Harris, who has consistently praised Biden and has shown absolutely no indication she thinks Biden is unfit for office, would also need a majority of Biden’s Cabinet officials to agree the president is unfit for office and temporarily seize power from him. Like Harris, they have also expressed complete support for him finishing his term.

In the extremely unlikely event Biden’s allies were to turn on him, Biden could dispute their move with a letter to Congress. Harris and the Cabinet would then have four days to dispute him, after which Congress would be called on to vote – it requires a two-thirds supermajority, usually 67 senators and 290 House members, to permanently remove the president.

Congress could also appoint its own body to review the president’s fitness instead of the Cabinet. In 2020, then-House Speaker Nancy Pelosi introduced a bill to create a congressional body for this purpose with regard to Trump, but it was not signed into law.

Why do we have the 25th Amendment?

No president has ever been removed from office in this way. The amendment was ratified in 1965, in the wake of the 1963 assassination of John F. Kennedy, whose predecessor Dwight D. Eisenhower suffered major heart attacks. It was meant to create a clear line of succession and prepare for urgent contingencies.

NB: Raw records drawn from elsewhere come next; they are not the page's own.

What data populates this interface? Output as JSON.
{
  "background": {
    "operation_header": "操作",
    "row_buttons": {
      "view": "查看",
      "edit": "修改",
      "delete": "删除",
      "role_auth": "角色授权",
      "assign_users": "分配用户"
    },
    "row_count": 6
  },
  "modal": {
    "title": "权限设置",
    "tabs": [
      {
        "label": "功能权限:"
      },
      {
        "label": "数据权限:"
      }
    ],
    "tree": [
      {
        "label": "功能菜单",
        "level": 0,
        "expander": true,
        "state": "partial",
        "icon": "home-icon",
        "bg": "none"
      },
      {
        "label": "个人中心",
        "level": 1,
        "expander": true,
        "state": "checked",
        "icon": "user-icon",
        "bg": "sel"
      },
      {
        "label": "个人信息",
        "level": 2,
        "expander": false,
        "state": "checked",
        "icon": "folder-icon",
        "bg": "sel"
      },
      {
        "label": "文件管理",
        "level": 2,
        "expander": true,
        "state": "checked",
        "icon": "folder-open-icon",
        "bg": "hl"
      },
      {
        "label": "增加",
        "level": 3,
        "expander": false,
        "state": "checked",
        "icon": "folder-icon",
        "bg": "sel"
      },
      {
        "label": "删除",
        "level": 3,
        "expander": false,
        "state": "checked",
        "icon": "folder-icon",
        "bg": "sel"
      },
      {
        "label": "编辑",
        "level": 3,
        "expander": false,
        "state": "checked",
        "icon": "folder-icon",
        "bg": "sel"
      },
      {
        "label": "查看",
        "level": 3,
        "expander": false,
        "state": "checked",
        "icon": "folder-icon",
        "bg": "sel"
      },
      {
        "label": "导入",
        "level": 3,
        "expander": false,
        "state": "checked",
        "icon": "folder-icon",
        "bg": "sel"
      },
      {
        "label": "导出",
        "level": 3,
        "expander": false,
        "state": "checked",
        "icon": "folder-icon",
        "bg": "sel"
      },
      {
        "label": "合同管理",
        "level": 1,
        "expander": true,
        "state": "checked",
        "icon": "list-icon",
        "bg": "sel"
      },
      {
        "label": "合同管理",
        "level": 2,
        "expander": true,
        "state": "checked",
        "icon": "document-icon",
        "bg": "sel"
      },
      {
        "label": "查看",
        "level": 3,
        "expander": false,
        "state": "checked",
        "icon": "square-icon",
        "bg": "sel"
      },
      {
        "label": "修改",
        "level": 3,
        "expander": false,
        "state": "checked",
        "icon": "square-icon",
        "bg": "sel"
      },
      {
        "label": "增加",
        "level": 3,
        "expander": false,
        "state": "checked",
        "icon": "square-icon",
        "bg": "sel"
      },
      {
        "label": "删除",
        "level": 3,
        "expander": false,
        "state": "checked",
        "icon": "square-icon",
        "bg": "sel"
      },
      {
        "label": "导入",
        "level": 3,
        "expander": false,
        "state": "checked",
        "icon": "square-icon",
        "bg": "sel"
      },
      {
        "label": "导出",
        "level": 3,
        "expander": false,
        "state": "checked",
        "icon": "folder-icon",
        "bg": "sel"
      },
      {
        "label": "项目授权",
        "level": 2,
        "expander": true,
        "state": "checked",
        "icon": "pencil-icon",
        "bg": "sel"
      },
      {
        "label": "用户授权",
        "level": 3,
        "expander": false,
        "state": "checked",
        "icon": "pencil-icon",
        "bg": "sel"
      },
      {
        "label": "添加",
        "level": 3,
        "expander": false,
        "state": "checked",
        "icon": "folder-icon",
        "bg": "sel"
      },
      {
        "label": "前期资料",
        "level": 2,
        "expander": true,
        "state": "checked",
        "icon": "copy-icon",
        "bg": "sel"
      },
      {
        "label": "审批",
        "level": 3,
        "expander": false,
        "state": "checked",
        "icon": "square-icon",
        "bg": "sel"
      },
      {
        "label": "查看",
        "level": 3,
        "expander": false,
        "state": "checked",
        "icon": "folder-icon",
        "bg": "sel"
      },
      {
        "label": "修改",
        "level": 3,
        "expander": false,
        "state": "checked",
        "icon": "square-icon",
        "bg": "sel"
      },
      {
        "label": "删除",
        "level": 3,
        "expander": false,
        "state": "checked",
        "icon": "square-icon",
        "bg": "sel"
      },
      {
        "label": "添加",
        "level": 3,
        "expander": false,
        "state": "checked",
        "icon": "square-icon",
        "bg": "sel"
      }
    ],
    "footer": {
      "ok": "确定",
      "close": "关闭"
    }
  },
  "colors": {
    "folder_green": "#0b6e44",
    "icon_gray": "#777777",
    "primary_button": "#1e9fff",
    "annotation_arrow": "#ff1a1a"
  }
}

President John F. Kennedy slumps down in the back seat of the presidential limousine after being fatally shot in Dallas on November 22, 1963. Mrs. Jacqueline Kennedy leans over the president as Secret Service agent Clinton Hill rides on the back of the car. - Ike Altgens/AP
President John F. Kennedy slumps down in the back seat of the presidential limousine after being fatally shot in Dallas on November 22, 1963. Mrs. Jacqueline Kennedy leans over the president as Secret Service agent Clinton Hill rides on the back of the car. - Ike Altgens/AP

Eisenhower suffered a debilitating heart attack while in office in the 1950s. That was before the 25th Amendment, so there was no constitutional rule. Instead, he came to an agreement with then-Vice President Richard Nixon about handing over power.

The portion of the 25th Amendment that allows the vice president and Cabinet to remove the president had in mind a leader who was in a coma or suffered a stroke.

The Reagan administration drafted, but did not sign or transmit, letters to the Senate that would have taken power from Reagan after he was shot in 1981. You can see them at the Reagan Library’s website.